From the data above, approximate rates of shoreline retreat were 0.99 meters per year for terrace deposits, 0.72 meters per year for sandstone, and 2.26 meters per year for shale. Thus, earth material had significant impact on erosion rates, with much higher rates observed in shale, which tends to be relatively weak and prone to erosion. Waves dislodge and wash away fine sediment prevalent in shale and terrace deposits. Shale also undergoes dissolution of calcite cement and weakening from wetting (swelling) and drying (shrinking) cycles enhanced by wave activity. Numerous shale fragments were observed at Site 3.
In addition to evaluating erosion rates at specific locations, the approach outlined above can be used to identify other segments of lakeshore that warrant further study and possible mitigative measures. For example, riprap is used to slow erosion at several locations on Lewisville Lake. Rock-filled wire baskets (gabions) are commonly used to stabilize eroding lake and riverbanks. Flexible mesh rolls filled with rock have also been used to stabilize reservoir banks while providing habitat for aquatic invertebrates (WIJ, 2024). Less sturdy, though potentially useful alternatives include geotextiles, coir logs, and grassy vegetation.
Offshore breakwaters (typically, large rocks in a linear ridge) have slowed erosion and improved aquatic habits in littoral zones of some reservoirs (Severson et al., 2009). However, breakwaters are less practical for Lewisville Lake due to large lake level fluctuations and boating concerns; they would be fully underwater or on dry ground for extended periods of time. Land use planning that preserves binding vegetation, prevents intensive development, and slows or diverts runoff away from the backshore can also slow erosion at many locations.
Conclusion
Satellite imagery is useful for evaluating lakeshore erosion, a process of concern to lake managers, property owners, and others using lakes for recreation. Earth material and wind orientation are key factors affecting vulnerability of lake shores to wave erosion. Backshore areas made of relatively weak earth material that face prevailing wind modes, and impacted by waves with long fetch, are especially vulnerable to wave erosion.
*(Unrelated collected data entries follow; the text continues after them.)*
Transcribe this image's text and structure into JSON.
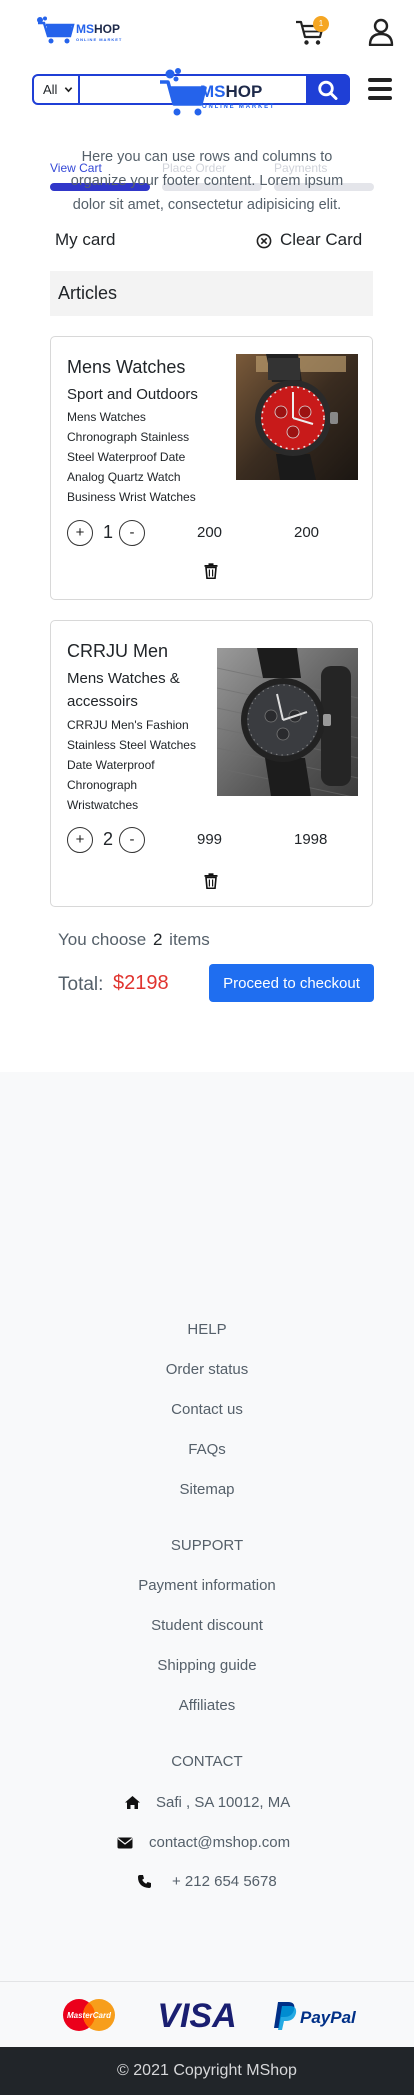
{
  "header": {
    "logo_brand_ms": "MS",
    "logo_brand_rest": "HOP",
    "logo_tagline": "ONLINE MARKET",
    "cart_count": "1"
  },
  "search": {
    "category": "All",
    "placeholder": ""
  },
  "steps": [
    {
      "label": "View Cart",
      "active": true
    },
    {
      "label": "Place Order",
      "active": false
    },
    {
      "label": "Payments",
      "active": false
    }
  ],
  "cart": {
    "title": "My card",
    "clear_label": "Clear Card",
    "section_label": "Articles",
    "items": [
      {
        "title": "Mens Watches",
        "subtitle_lines": [
          "Sport and Outdoors"
        ],
        "desc_lines": [
          "Mens Watches",
          "Chronograph Stainless",
          "Steel Waterproof Date",
          "Analog Quartz Watch",
          "Business Wrist Watches"
        ],
        "quantity": "1",
        "unit_price": "200",
        "line_total": "200"
      },
      {
        "title": "CRRJU Men",
        "subtitle_lines": [
          "Mens Watches &",
          "accessoirs"
        ],
        "desc_lines": [
          "CRRJU Men's Fashion",
          "Stainless Steel Watches",
          "Date Waterproof",
          "Chronograph",
          "Wristwatches"
        ],
        "quantity": "2",
        "unit_price": "999",
        "line_total": "1998"
      }
    ],
    "plus_symbol": "+",
    "minus_symbol": "-"
  },
  "summary": {
    "choose_prefix": "You choose",
    "item_count": "2",
    "choose_suffix": "items",
    "total_label": "Total:",
    "total_value": "$2198",
    "checkout_label": "Proceed to checkout"
  },
  "footer": {
    "logo_brand_ms": "MS",
    "logo_brand_rest": "HOP",
    "logo_tagline": "ONLINE MARKET",
    "description": "Here you can use rows and columns to organize your footer content. Lorem ipsum dolor sit amet, consectetur adipisicing elit.",
    "help_heading": "HELP",
    "help_links": [
      "Order status",
      "Contact us",
      "FAQs",
      "Sitemap"
    ],
    "support_heading": "SUPPORT",
    "support_links": [
      "Payment information",
      "Student discount",
      "Shipping guide",
      "Affiliates"
    ],
    "contact_heading": "CONTACT",
    "address": "Safi , SA 10012, MA",
    "email": "contact@mshop.com",
    "phone": "+ 212 654 5678",
    "payment_methods": [
      "MasterCard",
      "VISA",
      "PayPal"
    ],
    "copyright": "© 2021 Copyright MShop"
  },
  "colors": {
    "primary": "#1f3fd6",
    "checkout": "#1f6ef0",
    "total": "#e0342f",
    "badge": "#f5a623",
    "footer_bg": "#f8f9fa",
    "copyright_bg": "#212529"
  }
}
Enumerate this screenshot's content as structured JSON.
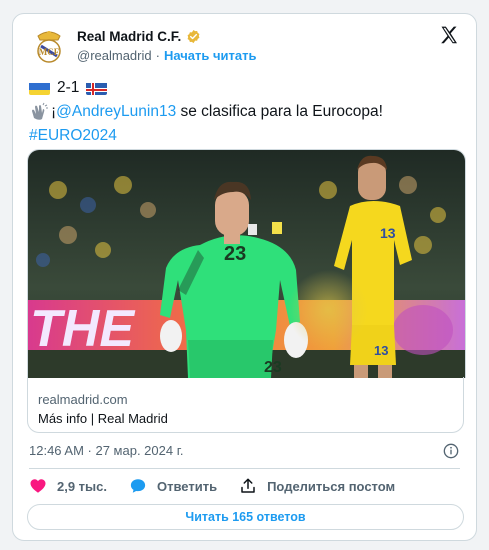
{
  "account": {
    "name": "Real Madrid C.F.",
    "handle": "@realmadrid",
    "separator": "·",
    "follow_label": "Начать читать"
  },
  "tweet": {
    "score": "2-1",
    "line2_prefix": "¡",
    "mention": "@AndreyLunin13",
    "line2_suffix": " se clasifica para la Eurocopa!",
    "hashtag": "#EURO2024"
  },
  "media": {
    "player_number_left": "23",
    "player_number_right": "13",
    "banner_text": "THE"
  },
  "link_card": {
    "domain": "realmadrid.com",
    "title": "Más info | Real Madrid"
  },
  "timestamp": "12:46 AM · 27 мар. 2024 г.",
  "actions": {
    "likes": "2,9 тыс.",
    "reply_label": "Ответить",
    "share_label": "Поделиться постом"
  },
  "replies_button": "Читать 165 ответов",
  "colors": {
    "accent": "#1d9bf0",
    "like": "#f91880",
    "verified": "#e8b83a",
    "text": "#0f1419",
    "muted": "#536471",
    "border": "#cfd9de"
  },
  "icons": [
    "real-madrid-crest",
    "verified-badge",
    "x-logo",
    "ukraine-flag",
    "iceland-flag",
    "clapping-hands-emoji",
    "info-icon",
    "heart-icon",
    "reply-bubble-icon",
    "share-icon"
  ]
}
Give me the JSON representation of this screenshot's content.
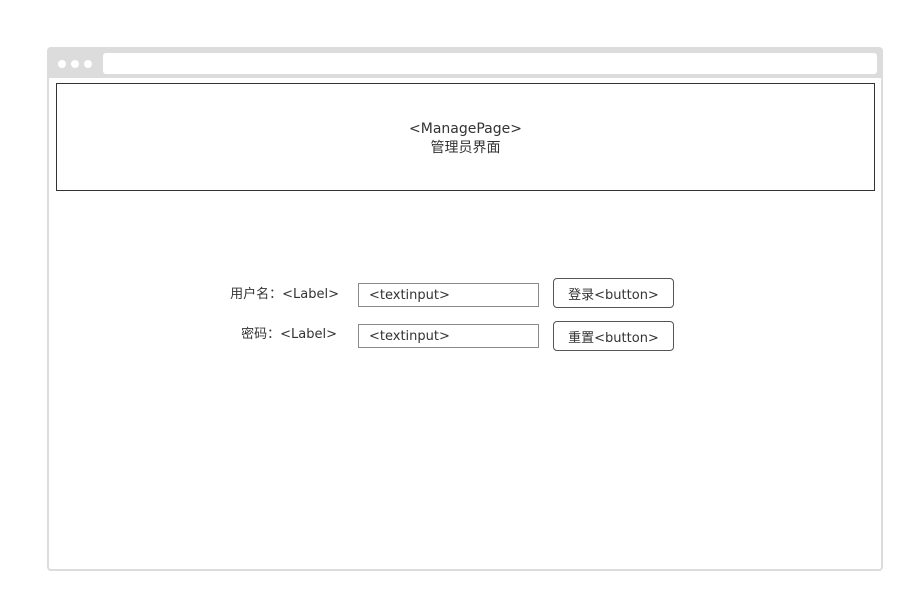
{
  "header": {
    "component": "<ManagePage>",
    "title": "管理员界面"
  },
  "form": {
    "username": {
      "label": "用户名：<Label>",
      "input": "<textinput>"
    },
    "password": {
      "label": "密码：<Label>",
      "input": "<textinput>"
    },
    "login_button": "登录<button>",
    "reset_button": "重置<button>"
  },
  "colors": {
    "frame": "#dcdcdc",
    "border": "#333333",
    "text": "#333333"
  }
}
Erosion rates on vulnerable segments of shoreline in Lewisville Lake ranged from approximately 0.72 meters per year for sandstone to 2.26 meters per year for shale. Wave erosion creates problems by increasing turbidity, taking up storage, and supplying vegetation to reservoirs, in addition to losing backshore and associated habitat. Identifying and evaluating shorelines prone to erosion can help prioritize mitigative measures to slow this process while enhancing lake function.
References
Hill, R.T. 1901. Geography and Geology of the Black and Grand Prairies, Texas. U.S. Geological Survey Annual Report, 21,1-666. U.S. Geological Survey, Reston, Virginia.
IEM. 2024. Iowa Environmental Mesonet. Available from: https://mesonet.agron.iastate.edu/.
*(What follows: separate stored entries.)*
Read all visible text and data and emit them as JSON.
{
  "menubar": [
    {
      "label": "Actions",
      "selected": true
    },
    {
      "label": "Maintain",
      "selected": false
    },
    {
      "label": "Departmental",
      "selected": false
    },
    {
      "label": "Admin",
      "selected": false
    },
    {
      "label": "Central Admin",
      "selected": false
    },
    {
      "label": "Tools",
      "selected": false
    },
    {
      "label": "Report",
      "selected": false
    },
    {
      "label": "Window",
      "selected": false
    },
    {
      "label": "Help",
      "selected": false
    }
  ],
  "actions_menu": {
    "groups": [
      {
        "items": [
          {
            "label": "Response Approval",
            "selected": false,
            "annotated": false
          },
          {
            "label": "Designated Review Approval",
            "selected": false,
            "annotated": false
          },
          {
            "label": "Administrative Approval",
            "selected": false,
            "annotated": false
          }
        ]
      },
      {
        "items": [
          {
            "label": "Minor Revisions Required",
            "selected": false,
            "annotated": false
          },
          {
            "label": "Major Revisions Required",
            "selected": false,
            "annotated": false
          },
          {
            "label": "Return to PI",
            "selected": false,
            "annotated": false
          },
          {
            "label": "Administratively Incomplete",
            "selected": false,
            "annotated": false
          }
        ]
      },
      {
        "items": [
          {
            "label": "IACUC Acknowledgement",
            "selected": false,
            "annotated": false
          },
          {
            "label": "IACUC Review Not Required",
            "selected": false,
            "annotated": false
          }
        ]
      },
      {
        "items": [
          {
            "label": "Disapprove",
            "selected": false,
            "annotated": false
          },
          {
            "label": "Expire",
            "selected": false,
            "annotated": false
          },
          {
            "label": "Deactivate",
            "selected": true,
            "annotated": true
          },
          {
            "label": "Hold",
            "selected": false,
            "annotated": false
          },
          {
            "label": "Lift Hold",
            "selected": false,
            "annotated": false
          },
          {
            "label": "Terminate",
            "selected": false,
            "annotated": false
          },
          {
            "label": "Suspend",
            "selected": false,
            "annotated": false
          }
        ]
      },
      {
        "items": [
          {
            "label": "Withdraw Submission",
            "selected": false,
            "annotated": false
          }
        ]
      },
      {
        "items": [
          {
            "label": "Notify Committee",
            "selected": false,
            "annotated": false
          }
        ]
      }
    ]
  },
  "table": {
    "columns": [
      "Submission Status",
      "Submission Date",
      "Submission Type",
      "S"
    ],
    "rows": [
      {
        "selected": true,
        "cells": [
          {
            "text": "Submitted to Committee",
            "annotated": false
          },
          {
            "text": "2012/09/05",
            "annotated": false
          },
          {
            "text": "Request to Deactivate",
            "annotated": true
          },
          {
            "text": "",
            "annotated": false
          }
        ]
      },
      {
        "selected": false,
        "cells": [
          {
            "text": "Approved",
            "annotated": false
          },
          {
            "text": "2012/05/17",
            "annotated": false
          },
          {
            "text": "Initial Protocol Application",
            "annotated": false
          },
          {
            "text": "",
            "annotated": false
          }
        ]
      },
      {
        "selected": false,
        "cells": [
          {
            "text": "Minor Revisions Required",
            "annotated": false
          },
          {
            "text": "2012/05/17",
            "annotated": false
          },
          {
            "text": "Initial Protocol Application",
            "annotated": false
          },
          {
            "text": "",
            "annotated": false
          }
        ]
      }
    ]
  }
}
NWS (National Weather Service). 2024. The Climate of Dallas/Fort Worth. Available from: https://www.weather.gov/fwd/dfw_narrative#:~:text=The%20climate%20of%20Dallas%2FFort%20Worth%20is%20humid%20subtropical%20with,to%20more%20than%2050%20inches.
Severson, J.P., Nawrot, J.R., Eichholz, M.W. 2009. Shoreline stabilization using riprap breakwaters on a Midwestern reservoir. Lake and Reservoir Management, 25(2), 208-216.
TPWD (Texas Parks and Wildlife). 2024. Texas Freshwater Lakes. Available from:
TWDB. 2007. Volumetric and Sedimentation Survey of Lewisville Lake. Texas Water Development Board, Austin, Texas.
WIJ (Water Industry Journal). 2024. Reservoir wall rebuilt with nature-friendly rock bags. Water Industry Journal, 30, 13.